Cefamandole (also known as cephamandole) is a broad-spectrum cephalosporin antibiotic. The clinically used form of cefamandole is an ester form, cefamandole nafate, a prodrug. Cefamandole is no longer available in USA, but it has prescription in UK. Cefamandole under brand name mandol is indicated for the treatment of serious infections caused by susceptible strains of the designated microorganisms such as: lower respiratory infections, including pneumonia, caused by S. pneumoniae. So as urinary tract infections caused by E. coli, Proteus spp.; peritonitis caused by E. coli and Enterobacter spp. Septicemia caused by E. coli; skin and skin structure infections caused by S. aureus; bone and joint infections caused by S. aureus (penicillinase- and non-penicillinase-producing). Like all beta-lactam antibiotics, cefamandole binds to specific penicillin-binding proteins (PBPs) located inside the bacterial cell wall, causing the inhibition of the third and last stage of bacterial cell wall synthesis. Bacterial cell wall autolytic enzymes such as autolysins then mediate cell lysis; it is possible that cefamandole interferes with an autolysin inhibitor.

Ticarcillin (also known as Ticar) is a semisynthetic antibiotic with a broad spectrum of bactericidal activity against many gram-positive and gram-negative aerobic and anaerobic bacteria. Ticarcillin is not absorbed orally; therefore, it must be given intravenously or intramuscularly. Ticarcillin's antibiotic properties arise from its ability to prevent cross-linking of peptidoglycan during cell wall synthesis when the bacteria tries to divide, causing death. Usage of ticar was discontinued.

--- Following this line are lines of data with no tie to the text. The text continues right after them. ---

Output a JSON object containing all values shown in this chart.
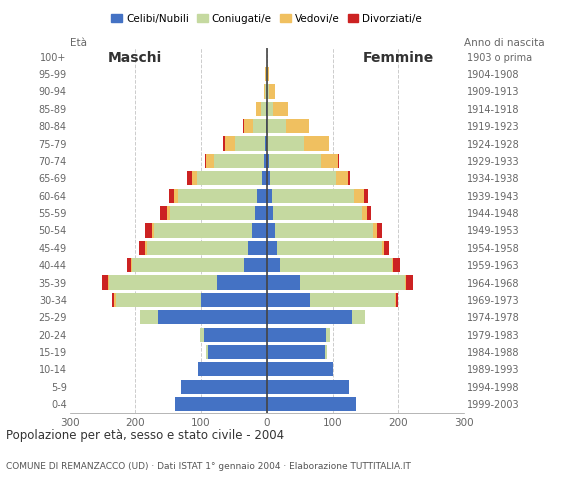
{
  "age_groups": [
    "0-4",
    "5-9",
    "10-14",
    "15-19",
    "20-24",
    "25-29",
    "30-34",
    "35-39",
    "40-44",
    "45-49",
    "50-54",
    "55-59",
    "60-64",
    "65-69",
    "70-74",
    "75-79",
    "80-84",
    "85-89",
    "90-94",
    "95-99",
    "100+"
  ],
  "males": {
    "celibi": [
      140,
      130,
      105,
      90,
      95,
      165,
      100,
      75,
      35,
      28,
      22,
      18,
      15,
      8,
      5,
      3,
      1,
      1,
      0,
      0,
      0
    ],
    "coniugati": [
      0,
      0,
      0,
      3,
      6,
      28,
      130,
      165,
      170,
      155,
      150,
      130,
      120,
      98,
      75,
      45,
      20,
      8,
      3,
      1,
      0
    ],
    "vedovi": [
      0,
      0,
      0,
      0,
      0,
      0,
      2,
      2,
      2,
      2,
      3,
      4,
      6,
      8,
      12,
      16,
      14,
      7,
      2,
      1,
      0
    ],
    "divorziati": [
      0,
      0,
      0,
      0,
      0,
      0,
      3,
      8,
      6,
      10,
      10,
      10,
      8,
      8,
      2,
      2,
      1,
      0,
      0,
      0,
      0
    ]
  },
  "females": {
    "nubili": [
      135,
      125,
      100,
      88,
      90,
      130,
      65,
      50,
      20,
      15,
      12,
      10,
      8,
      5,
      3,
      1,
      1,
      0,
      0,
      0,
      0
    ],
    "coniugate": [
      0,
      0,
      0,
      3,
      6,
      20,
      130,
      160,
      170,
      160,
      150,
      135,
      125,
      100,
      80,
      55,
      28,
      10,
      4,
      1,
      0
    ],
    "vedove": [
      0,
      0,
      0,
      0,
      0,
      0,
      2,
      2,
      2,
      3,
      6,
      8,
      15,
      18,
      25,
      38,
      35,
      22,
      8,
      2,
      1
    ],
    "divorziate": [
      0,
      0,
      0,
      0,
      0,
      0,
      3,
      10,
      10,
      8,
      8,
      6,
      6,
      4,
      2,
      1,
      0,
      0,
      0,
      0,
      0
    ]
  },
  "colors": {
    "celibi": "#4472c4",
    "coniugati": "#c5d9a0",
    "vedovi": "#f0c060",
    "divorziati": "#cc2222"
  },
  "title": "Popolazione per età, sesso e stato civile - 2004",
  "subtitle": "COMUNE DI REMANZACCO (UD) · Dati ISTAT 1° gennaio 2004 · Elaborazione TUTTITALIA.IT",
  "legend_labels": [
    "Celibi/Nubili",
    "Coniugati/e",
    "Vedovi/e",
    "Divorziati/e"
  ],
  "xlim": 300,
  "birth_years": [
    "1999-2003",
    "1994-1998",
    "1989-1993",
    "1984-1988",
    "1979-1983",
    "1974-1978",
    "1969-1973",
    "1964-1968",
    "1959-1963",
    "1954-1958",
    "1949-1953",
    "1944-1948",
    "1939-1943",
    "1934-1938",
    "1929-1933",
    "1924-1928",
    "1919-1923",
    "1914-1918",
    "1909-1913",
    "1904-1908",
    "1903 o prima"
  ]
}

Cephapirin is a first-generation cephalosporin. Cephapirin has been indicated for the treatment of infections when caused by susceptible strains in respiratory, genitourinary, gastrointestinal, skin and soft tissue, bone and joint infections, septicemia; treatment of susceptible gram-positive bacilli and cocci (never enterococcus); some gram-negative bacilli including E. coli, Proteus, and Klebsiella may be susceptible. Cephapirin is used in veterinary as an intra-uterine antibiotic infusion for the treatment of subacute and chronic endometritis in cows and repeat breeders.

Cephradine is a semisynthetic cephalosporin antibiotic. Cephradine is active against the following organisms in vitro: Group A beta-hemolytic streptococci; Staphylococci, including coagulase-positive, coagulase-negative, and penicillinase-producing strains; Streptococcus pneumoniae (formerly Diplococcus pneumoniae); Escherichia coli; Proteus mirabilis; Klebsiella species; Hemophilus influenza. It works by stopping the growth of bacteria. It is used to treat a wide variety of bacterial infections (e.g., skin, ear, respiratory and urinary tract infections). Pseudomembranous colitis has been reported in patients receiving cephradine both orally and intravenously. Diarrhea generally starts 1 to 16 days after starting cephradine therapy. Gastrointestinal side effects have included nausea, vomiting. Hypersensitivity reactions have included rash, urticaria, pruritus, and joint pain. Bacteriostats may interfere with the bactericidal action of cephalosporins in acute infection; other agents, e.g., aminoglycosides, colistin, polymyxins, vancomycin, may increase the possibility of nephrotoxicity.

Cephacetrile, a parenteral cephalosporin, is a broad-spectrum first generation cephalosporin antibiotic effective in Gram-positive and Gram-negative bacterial infections. It works by inhibition of bacterial cell wall synthesis. It attains high serum levels and is excreted quickly via the urine. By binding to specific penicillin-binding proteins (PBPs) located inside the bacterial cell wall, it inhibits the third and last stage of bacterial cell wall synthesis. Cephacetrile was used in the treatment of female pelvic inflammatory disease, meningitis and number of other systemic, respiratory and urinary infections.